Une préparation en amont

Pour augmenter ses parts de marché, diversifier sa clientèle et soutenir l’innovation, la croissance d’une entreprise, PME ou multinationale, passe le plus souvent pas une croissance externe. Selon le magazine Forbes, en 2018, 52 224 acquisitions ont été effectuées dans le monde pour un montant de 3 600 milliards d’euros. Et malheureusement, dans 52% des cas, elles ont donné lieu à des problèmes de cyber sécurité découverts a posteriori. Plus grave peut-être, selon une étude du Ponemon Institute, 63% des directeurs IT confient ne pas avoir eu la possibilité d’échanger ou de faire remonter des informations à la direction lors de mise en place de procédures de rapprochement.

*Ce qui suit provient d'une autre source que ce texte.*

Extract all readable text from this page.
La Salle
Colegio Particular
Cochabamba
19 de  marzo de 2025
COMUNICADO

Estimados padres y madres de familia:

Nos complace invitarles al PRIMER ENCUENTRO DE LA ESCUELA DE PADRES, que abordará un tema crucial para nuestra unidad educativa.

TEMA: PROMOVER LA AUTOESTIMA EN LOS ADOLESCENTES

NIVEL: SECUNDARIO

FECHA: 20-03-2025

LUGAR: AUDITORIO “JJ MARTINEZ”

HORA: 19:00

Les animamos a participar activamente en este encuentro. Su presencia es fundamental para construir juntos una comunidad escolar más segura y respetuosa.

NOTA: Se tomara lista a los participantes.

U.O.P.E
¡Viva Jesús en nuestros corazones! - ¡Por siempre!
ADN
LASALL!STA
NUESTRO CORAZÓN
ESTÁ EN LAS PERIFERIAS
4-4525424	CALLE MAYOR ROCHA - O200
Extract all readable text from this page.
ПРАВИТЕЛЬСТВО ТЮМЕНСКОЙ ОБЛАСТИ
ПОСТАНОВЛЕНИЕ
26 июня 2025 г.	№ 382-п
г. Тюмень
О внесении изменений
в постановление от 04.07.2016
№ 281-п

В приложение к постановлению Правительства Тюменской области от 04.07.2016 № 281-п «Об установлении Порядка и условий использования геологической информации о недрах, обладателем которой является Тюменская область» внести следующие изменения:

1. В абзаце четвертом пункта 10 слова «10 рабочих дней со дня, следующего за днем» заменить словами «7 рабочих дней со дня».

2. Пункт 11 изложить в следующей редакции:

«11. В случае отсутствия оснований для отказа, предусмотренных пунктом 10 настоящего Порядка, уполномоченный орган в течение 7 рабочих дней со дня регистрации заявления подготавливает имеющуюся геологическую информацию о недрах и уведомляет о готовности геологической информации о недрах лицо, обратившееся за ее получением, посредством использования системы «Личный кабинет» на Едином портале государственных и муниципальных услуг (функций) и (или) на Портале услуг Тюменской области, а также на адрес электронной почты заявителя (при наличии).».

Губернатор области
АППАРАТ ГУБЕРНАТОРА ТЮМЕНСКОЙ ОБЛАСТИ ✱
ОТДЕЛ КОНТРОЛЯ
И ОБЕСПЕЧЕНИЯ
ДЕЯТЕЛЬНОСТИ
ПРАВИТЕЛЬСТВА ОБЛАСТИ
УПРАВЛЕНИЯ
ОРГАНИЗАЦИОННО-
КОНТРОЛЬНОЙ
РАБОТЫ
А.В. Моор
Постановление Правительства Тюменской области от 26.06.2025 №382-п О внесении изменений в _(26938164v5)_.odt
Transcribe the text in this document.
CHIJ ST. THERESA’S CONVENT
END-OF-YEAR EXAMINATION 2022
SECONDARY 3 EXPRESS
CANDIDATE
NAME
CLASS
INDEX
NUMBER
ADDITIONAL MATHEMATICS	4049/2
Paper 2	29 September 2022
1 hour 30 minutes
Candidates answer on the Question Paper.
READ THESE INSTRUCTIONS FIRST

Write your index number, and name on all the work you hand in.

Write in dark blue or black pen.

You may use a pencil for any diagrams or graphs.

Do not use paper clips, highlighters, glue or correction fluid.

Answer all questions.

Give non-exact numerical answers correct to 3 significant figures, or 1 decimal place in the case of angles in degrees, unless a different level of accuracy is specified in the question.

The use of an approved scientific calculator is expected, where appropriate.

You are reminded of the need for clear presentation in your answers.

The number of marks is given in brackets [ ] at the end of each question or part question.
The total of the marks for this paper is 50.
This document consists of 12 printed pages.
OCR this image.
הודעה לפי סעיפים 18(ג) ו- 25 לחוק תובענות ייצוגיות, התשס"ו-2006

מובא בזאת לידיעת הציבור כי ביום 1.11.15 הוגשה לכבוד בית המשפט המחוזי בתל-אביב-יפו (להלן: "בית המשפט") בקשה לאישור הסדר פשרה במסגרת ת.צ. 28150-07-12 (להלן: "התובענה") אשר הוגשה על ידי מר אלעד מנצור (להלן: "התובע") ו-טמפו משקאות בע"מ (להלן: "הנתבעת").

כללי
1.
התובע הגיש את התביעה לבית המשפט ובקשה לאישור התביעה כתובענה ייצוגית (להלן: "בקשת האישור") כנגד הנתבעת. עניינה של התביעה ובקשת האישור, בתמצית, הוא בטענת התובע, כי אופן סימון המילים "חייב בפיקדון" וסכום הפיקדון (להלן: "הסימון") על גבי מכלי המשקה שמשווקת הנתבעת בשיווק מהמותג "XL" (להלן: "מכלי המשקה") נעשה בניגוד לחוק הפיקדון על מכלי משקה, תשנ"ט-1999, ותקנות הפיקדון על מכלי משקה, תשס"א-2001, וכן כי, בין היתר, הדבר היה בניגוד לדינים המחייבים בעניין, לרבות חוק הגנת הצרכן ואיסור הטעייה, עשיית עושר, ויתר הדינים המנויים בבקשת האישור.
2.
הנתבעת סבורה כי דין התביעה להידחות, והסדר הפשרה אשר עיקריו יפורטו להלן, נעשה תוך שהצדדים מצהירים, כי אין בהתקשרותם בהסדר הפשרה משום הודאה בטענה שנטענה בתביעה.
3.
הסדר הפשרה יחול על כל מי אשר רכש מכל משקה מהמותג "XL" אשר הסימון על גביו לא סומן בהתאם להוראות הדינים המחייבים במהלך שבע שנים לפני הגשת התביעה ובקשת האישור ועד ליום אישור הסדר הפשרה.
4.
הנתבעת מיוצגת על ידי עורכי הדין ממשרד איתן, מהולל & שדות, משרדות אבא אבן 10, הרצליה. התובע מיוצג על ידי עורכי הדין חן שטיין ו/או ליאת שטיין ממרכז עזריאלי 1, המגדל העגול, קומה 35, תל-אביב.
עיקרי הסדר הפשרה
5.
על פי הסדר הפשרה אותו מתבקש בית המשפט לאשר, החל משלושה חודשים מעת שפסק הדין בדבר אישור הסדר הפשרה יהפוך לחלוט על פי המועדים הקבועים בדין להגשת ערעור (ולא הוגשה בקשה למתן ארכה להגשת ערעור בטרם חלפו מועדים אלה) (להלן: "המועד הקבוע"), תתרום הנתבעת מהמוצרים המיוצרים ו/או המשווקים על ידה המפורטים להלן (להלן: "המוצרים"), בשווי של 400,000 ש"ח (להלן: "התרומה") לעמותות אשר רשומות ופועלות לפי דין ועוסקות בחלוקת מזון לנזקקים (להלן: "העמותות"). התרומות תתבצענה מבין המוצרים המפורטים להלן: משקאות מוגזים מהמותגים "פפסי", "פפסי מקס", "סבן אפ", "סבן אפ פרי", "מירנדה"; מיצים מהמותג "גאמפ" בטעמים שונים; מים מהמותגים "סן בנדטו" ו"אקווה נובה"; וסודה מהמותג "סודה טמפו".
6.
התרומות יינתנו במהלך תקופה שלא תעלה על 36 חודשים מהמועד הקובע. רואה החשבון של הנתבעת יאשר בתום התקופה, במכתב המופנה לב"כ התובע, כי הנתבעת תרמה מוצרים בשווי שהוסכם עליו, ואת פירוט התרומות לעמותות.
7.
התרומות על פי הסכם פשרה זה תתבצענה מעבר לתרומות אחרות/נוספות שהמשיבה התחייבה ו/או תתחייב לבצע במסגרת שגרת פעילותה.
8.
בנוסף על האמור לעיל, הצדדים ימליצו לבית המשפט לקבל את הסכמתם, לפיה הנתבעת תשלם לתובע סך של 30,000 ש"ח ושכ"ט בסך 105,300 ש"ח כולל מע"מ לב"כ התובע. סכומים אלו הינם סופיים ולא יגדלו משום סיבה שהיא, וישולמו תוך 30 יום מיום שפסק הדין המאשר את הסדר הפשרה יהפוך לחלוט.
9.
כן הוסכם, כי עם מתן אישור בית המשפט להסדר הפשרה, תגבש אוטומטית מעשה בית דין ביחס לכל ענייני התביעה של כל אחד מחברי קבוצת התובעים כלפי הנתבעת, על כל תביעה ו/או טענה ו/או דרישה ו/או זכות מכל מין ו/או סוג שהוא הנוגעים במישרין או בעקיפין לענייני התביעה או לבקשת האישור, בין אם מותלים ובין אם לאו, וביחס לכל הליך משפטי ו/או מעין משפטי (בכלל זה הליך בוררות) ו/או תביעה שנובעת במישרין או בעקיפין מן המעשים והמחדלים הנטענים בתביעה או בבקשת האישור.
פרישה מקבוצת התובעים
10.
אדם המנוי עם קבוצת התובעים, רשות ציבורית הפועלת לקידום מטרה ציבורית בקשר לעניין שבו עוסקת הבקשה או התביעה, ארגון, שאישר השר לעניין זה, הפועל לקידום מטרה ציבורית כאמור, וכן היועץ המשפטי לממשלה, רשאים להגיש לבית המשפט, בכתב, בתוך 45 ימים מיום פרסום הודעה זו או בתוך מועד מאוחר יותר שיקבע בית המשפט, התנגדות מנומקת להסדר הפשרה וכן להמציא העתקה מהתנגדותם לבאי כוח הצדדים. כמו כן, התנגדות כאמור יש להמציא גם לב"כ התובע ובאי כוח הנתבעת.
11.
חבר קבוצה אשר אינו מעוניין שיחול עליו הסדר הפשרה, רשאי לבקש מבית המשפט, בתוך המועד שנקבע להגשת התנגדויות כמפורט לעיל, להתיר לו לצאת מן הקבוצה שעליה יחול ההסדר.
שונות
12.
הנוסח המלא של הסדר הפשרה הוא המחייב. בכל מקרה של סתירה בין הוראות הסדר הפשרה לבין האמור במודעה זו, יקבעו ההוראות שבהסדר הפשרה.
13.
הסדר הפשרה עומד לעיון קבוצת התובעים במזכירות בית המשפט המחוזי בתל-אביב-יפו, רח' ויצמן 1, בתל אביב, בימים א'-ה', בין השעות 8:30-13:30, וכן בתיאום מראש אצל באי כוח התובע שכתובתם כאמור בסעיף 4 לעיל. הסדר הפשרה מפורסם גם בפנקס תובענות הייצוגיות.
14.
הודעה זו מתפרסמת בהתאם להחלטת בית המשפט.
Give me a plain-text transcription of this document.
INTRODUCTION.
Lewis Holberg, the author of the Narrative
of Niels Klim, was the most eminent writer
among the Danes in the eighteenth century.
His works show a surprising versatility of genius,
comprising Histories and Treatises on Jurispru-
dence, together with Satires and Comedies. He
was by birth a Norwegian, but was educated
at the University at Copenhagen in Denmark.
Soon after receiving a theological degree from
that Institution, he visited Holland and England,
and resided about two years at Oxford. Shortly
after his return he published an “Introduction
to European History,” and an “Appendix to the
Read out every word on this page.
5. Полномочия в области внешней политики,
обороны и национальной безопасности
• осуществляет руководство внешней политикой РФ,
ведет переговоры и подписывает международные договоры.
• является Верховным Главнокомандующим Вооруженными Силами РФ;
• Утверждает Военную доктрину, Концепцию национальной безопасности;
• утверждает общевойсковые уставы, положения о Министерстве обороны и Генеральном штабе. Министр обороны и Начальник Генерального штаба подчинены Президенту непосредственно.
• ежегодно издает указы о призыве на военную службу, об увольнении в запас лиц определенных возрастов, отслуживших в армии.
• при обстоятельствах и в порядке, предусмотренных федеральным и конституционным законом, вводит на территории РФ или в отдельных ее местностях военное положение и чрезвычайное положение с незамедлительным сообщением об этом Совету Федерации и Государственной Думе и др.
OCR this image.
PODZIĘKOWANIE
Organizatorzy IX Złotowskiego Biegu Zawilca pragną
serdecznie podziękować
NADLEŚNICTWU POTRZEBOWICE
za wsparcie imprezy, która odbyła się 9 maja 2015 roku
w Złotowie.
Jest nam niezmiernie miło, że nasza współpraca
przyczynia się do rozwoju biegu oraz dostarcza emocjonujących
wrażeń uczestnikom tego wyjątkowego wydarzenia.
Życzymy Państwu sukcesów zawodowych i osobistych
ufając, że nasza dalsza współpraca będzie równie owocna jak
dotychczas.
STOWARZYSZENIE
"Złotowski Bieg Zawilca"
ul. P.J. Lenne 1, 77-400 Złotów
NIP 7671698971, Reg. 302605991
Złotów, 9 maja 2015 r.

Dans ce genre de défis que doivent relever de plus en plus d’entreprises, on pense souvent rebranding, gestion de l’espace et communication, en reléguant parfois les aspects informatiques au second plan. Grosse erreur: cette question doit être au cœur des préoccupations.

 

Considérer l’aspect humain

Réorganiser les systèmes d’information doit se faire dans l’anticipation, et avec tact, pour ne pas soumettre les équipes en place à un stress inutile dans une période qui peut, par définition, être génératrice d’interrogations… Une entreprise comme AiM, capable d’être présente à chaque étape, et doté d’une grande expérience dans ce domaine, est la clé pour la réussite d’une telle opération.

 

Les cinq étapes-clés pour surmonter la complexité de l’intégration informatique avec succès sont:

— Mettre en place un plan d’action d’intégration précis et clair en termes de temps, de budget et d’attentes et constituer une équipe de transformation autour d’un projet commun aux deux structures. Établir un comité de pilotage avec des membres de la direction afin d’assurer une communication régulière et précise sur les besoins, l’état d’avancement et les problèmes éventuels.

-S’assurer de l’interopérabilité des systèmes, c’est-à-dire si les différents systèmes choisis par l’une ou l’autre des entreprises sont compatibles entre eux. Pour cela, il faut établir un état des lieux des infrastructures existantes (serveurs, base de données, réseaux…) et faire un point de situation sur leur obsolescence, vérifier leurs licences d’exploitation, pour, le cas échéant, remplacer ou renouveler.

-Statuer sur les contrats de maintenance associés, que le support soit fait à l’interne ou à l’externe, pour éviter les doublons et rationaliser les services.

– Faire une analyse des bases de données et de la protection associée (vérification des firewalls, de la mise à jour régulière de logiciels anti-virus et autres moyens de protection contre les cyberattaques).

– Lancer le projet de transformation. Faire le choix d’une entreprise externe pour ce genre de mission, c’est s’assurer un regard neutre et professionnel sur la situation pour une efficacité technique maximale et rassurer au mieux les équipes en place.

Selon Thierry Papilloud, fondateur et CEO d’AiM: «Les aspects de sécurité deviennent un des éléments les plus importants à prendre en considération dans ces situations, notamment tout ce qui est en lien avec les malwares, les ransomwares, les pirates informatiques, les hackers et les aspects humains tels que les erreurs de manipulation et la malversation.»